A father-of-three has been forced to self-isolate from his family in a caravan on his drive after being placed on the government's Covid-19 vulnerable list.
David DuBois, 44, was left with no option but to separate from his wife and children as severe allergic asthma, bronchitis and a suppressed immune system.
The dad, from Bolton, moved out of his home and into the caravan on his drive after his seven-year-old son Arthur developed a temperature and his doctor advised him to make no contact.
Since then, Mr DuBois has been living in the freezing caravan alone - often wearing four layers of clothing, a fleece and a woolly hat to keep warm.
His wife Lisa, 42, has had to take on sole caring responsibilities for Arthur and the couple's two daughters, Rebecca, 10, and Lucy, 12, while also holding down her job as a teacher.
They are trying to keep to their normal routine, but the need to stay apart has come with difficulties - causing 'tears and frustration' among the heartbroken family.
Mrs DuBois has to text her husband to let him know when his dinner is ready and leaves his meals on the front doorstep for him to collect.
He then has to rely on technology to video call the family so they can eat together.
Mr DuBois, a film producer, says that being unable to hold his family has been the hardest thing to deal with as the coronavirus outbreak keeps them apart.
Mr DuBois said: "The family have been amazing, but we’re all started to show some cracks from being under the strain.
"The lack of physical contact has been the hardest thing to come to terms with.
"When my seven-year-old son walks over for a hug and then has to self-police and back away, that is heart-wrenching.
"My wife has also had to manage being a single parent of three, teacher, worker, cook and cleaner to name but a few of her current roles.
"She has been incredible throughout.
"Yes, there have been a lot of tears and frustrations but we’re just about holding it together."
The separation has affected every part of family life.
Whenever Mr DuBois goes inside the house for a shower, he has to make sure the rest of the family are all away from him and he cleans every surface with an antibacterial wipe.
He added: "It’s like a military manoeuvre and is psychologically incredibly draining."
Struggling wife Lisa has been an 'emotional wreck' since the separation, saying it was 'heartbreaking' to have to explain to their children why they could not attend social events.
Mr DuBois said: "At the time the social distancing restrictions hadn’t deepened and many people didn’t fully appreciate the risk to the vulnerable and the impact the restrictions would have on normal life.

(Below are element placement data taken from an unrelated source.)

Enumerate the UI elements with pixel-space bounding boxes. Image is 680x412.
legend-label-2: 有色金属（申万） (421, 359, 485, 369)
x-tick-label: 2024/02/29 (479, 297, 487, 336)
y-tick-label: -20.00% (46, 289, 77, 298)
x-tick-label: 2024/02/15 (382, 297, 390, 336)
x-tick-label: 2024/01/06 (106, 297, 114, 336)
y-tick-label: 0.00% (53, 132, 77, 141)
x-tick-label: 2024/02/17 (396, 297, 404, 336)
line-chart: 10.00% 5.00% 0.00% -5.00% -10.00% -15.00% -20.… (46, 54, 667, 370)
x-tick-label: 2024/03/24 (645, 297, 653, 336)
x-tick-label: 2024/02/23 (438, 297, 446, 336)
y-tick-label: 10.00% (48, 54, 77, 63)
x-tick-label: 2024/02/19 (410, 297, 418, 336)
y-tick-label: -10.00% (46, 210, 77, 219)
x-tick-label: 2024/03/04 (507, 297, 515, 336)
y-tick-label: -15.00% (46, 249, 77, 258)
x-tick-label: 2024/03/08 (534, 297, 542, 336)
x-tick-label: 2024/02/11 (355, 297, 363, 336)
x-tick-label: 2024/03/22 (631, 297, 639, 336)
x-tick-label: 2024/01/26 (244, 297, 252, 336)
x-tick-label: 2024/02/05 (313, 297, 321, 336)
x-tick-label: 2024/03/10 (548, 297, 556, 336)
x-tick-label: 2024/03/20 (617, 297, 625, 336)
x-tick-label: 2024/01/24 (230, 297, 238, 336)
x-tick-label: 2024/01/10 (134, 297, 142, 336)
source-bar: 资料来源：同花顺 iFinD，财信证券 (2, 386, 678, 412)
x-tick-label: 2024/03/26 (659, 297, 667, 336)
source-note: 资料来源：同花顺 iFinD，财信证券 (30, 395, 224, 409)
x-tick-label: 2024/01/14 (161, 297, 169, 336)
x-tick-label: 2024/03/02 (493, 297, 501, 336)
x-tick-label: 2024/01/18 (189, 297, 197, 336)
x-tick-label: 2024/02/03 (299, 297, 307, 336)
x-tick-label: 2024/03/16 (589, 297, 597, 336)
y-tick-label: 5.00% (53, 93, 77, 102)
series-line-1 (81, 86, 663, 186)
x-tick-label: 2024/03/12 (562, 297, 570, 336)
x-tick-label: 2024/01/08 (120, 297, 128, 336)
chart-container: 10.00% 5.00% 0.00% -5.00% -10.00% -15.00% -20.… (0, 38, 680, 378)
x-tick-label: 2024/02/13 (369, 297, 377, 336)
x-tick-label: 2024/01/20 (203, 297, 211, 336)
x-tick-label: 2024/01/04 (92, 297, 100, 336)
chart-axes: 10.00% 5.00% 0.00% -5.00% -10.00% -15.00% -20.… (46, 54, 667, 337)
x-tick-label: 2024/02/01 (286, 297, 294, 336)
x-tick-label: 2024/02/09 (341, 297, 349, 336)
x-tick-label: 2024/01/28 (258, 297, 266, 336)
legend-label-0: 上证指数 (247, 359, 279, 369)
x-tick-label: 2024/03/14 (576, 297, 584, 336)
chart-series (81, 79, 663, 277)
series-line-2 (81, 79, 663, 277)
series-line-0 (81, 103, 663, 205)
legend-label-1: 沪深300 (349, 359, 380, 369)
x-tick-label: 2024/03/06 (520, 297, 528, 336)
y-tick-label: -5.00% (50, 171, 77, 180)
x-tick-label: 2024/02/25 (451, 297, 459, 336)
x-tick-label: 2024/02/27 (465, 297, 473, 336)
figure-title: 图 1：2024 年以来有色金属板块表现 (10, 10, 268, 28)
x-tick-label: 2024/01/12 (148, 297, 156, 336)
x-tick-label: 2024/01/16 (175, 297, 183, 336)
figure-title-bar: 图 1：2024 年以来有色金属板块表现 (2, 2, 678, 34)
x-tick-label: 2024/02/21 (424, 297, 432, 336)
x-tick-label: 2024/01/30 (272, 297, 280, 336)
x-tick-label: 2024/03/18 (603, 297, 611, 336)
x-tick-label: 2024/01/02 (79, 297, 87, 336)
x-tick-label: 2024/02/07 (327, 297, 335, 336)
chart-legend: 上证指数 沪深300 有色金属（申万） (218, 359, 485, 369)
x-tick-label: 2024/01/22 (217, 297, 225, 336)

"The first week was particularly challenging, having to be a worker, teacher and parent all at once is impossible.
"I tried to be all these things and within a few days I was an emotional wreck."
The couple had to work out their new way of life on a video call, creating a new timetable mixing schooling for their children, work time for Mrs DuBois, exercise and time for the children to call their friends.
It has been a 'team effort' from the whole family.
"My children have lost some of their childhood, they have had to grow up quicker," says Mrs DuBois.
"They have taken on some of my responsibilities to allow me to continue to work.
"They do the laundry, help with the cooking and cleaning, and the girls help with home schooling the youngest.
"It is a team effort and we’ve all had to adjust. We are excited about David coming home, because then our family will be whole again."
Mr DuBois is hoping to move back into the house this week after a fortnight in isolation.
But he will still face isolating within his home because of his chronic lung disease, which will cause problems with getting vital supplies for the finally.
He said: "We decided that If I self-isolated from the family and they self-isolated in the house, after two weeks we could come back together and then self-isolate in the house.
"It is going to be fabulous to get back into the house with them, but our self-isolation is going to cause issues with food shopping, as none of us should go out food shopping in my opinion due to the risk to me."
After moving out because of the coronavirus, Mr DuBois is begging people to stay inside: "People should be following the government's advice by self-isolating and social distancing.
"Unfortunately, this message will be read and understood by people who are already taking the correct measures.
"Those selfish enough to already be ignoring the advice will read and disregard the potential impact.
"I’ve heard the virus being described as a silent killer, but it is not just the virus killing people, its people’s ignorance and stubbornness to carry on if nothing is wrong that is killing people and endangering the vulnerable, children, and even the healthy."